Those who work in management, loss prevention or security for a retail business have a difficult job. They have to monitor the public and try to identify those who appear nervous or whose behavior seems unusual or inappropriate.
If they spot someone attempting to remove items from the store without paying for them, they might then detain that individual and call the police to have them arrested and charged with a crime. Theoretically, this kind of system allows retailers to protect themselves from massive losses due to theft.
Unfortunately, some people in loss prevention let personal biases and racism influence how they do their jobs. Stereotyping or racial profiling could lead to innocent people getting humiliated and arrested just for shopping like anyone else.
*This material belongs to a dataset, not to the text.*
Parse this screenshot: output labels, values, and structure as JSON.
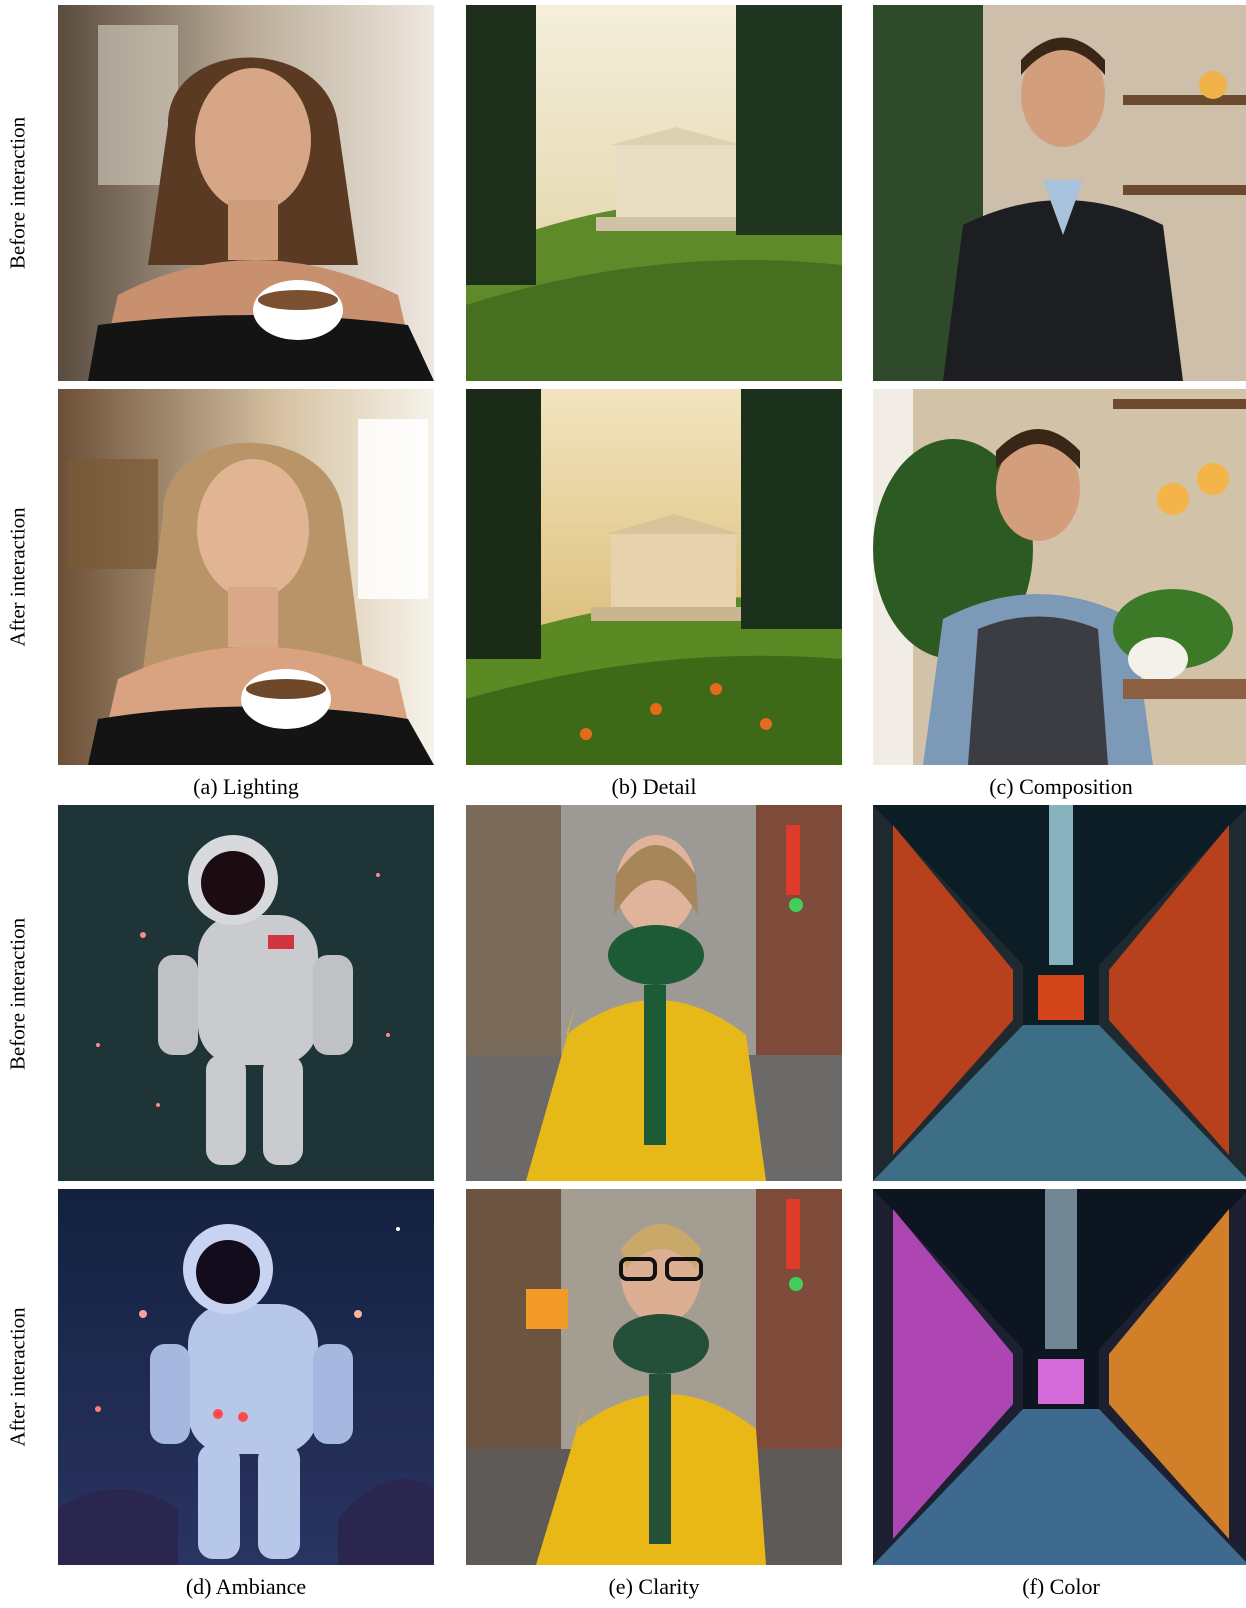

Shoplifting arrest can affect you in many ways
You knew you didn’t have anything in your pocket or your purse when someone tried to stop you for shoplifting, but that didn’t stop you from feeling terrified. Some people develop psychological trauma because of an interaction with store personnel or police that leads to an arrest. Others may suffer social humiliation, especially if someone they know witnesses the incident.
All too often, even those who know they are innocent may feel like they have to plead guilty just to move on with their lives. However, fighting back against shoplifting charges not only protects your reputation but also opens the doorway to hold the business responsible for its violation of your civil rights.
Companies should actively avoid racism in their practices
Racial bias in shoplifting enforcement is a well-known phenomenon. Companies cannot claim ignorance because this issue has been well known and researched for many years.
Any business that expects its managers to interfere in potential shoplifting incidents or that retains loss prevention and security personnel should not only engage in training to minimize racial profiling practices but they should also perform frequent and careful reviews of workers’ performance. This ensures that they don’t allow their internal biases to affect how they do their jobs.
Those negatively impacted by someone at a business whose racist attitudes led to unfair allegations and, later, an arrest could potentially take action against the company for the violation of their civil rights.